Absolute validation
Toon Verstraelen
Toon.Ver... at UGent.be
Wed Nov 3 21:50:01 UTC 2010
Hi All,
I've mentioned in a previous post that the reliability of CP2K is
sometimes disappointing. In part, I blamed CVS and the centralized
development approach. (See previous post.) Part of it is due to the lack
of absolute validation.
CP2K has regression tests that are helpful when coding, but not for
validation. do_regtest triggers differences between outputs generated by
two version of CP2K, but it does not tell which version is wrong. When
coding in Fist I notice that about 20% of the regtest errors are due to
bugs in the old version, 80% is due to bugs in my own patches.
Conclusion: one needs absolute tests for validation, and not a
comparison between different versions. Based on a single execution of
the tests it must be able to say: "yes, feature X works" or "no, feature
X fails."
Writing absolute tests is not as easy as making regressions tests, but
they reduce the time wasted on debugging code. In the end it also pays
of from the developer perspective. There are several ways to make
absolute tests. Just a few random ideas:
- The run_type debug has a few nice examples. One may add more type of
consistency tests: 'debug conserved quantity', 'debug functional
derivative (for QS)', 'debug electrostatic potential', etc.
- The restart feature is suitable for absolute testing in a rather
trivial way.
- For Fist, it is easy to create simple inputs for which the output can
be reproduced with a few lines of Python.
- Parts of the QMMM output can be compared directly with independent
Fist and QS jobs. The same can be done with multiple force evals.

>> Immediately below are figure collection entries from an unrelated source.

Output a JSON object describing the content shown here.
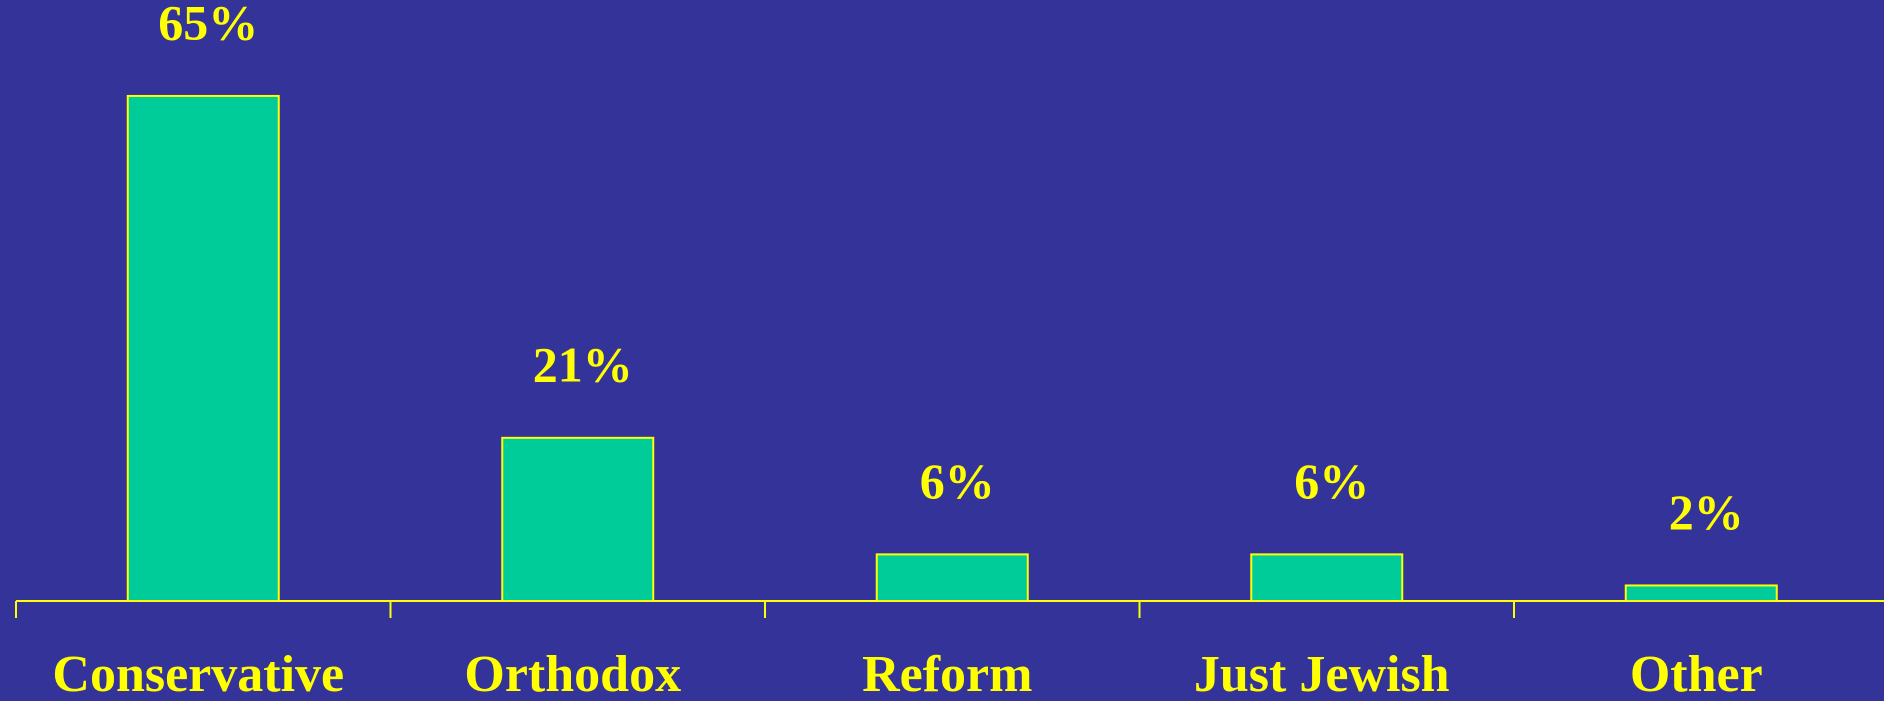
{
  "chart_data": {
    "type": "bar",
    "categories": [
      "Conservative",
      "Orthodox",
      "Reform",
      "Just Jewish",
      "Other"
    ],
    "values": [
      65,
      21,
      6,
      6,
      2
    ],
    "value_labels": [
      "65%",
      "21%",
      "6%",
      "6%",
      "2%"
    ],
    "color": "#00cc99"
  }
}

There are probably many other possibilities. It is just a matter of
creativity.
I've been using my own absolute testing framework to validate patches
for Fist. I can work on a more general version that also handles the
regression tests and hooks well on the debug run_type. It should be good
enough to replace do_regtest. Is there any chance that other developers
would start using it? Otherwise it does not make sense to work on it.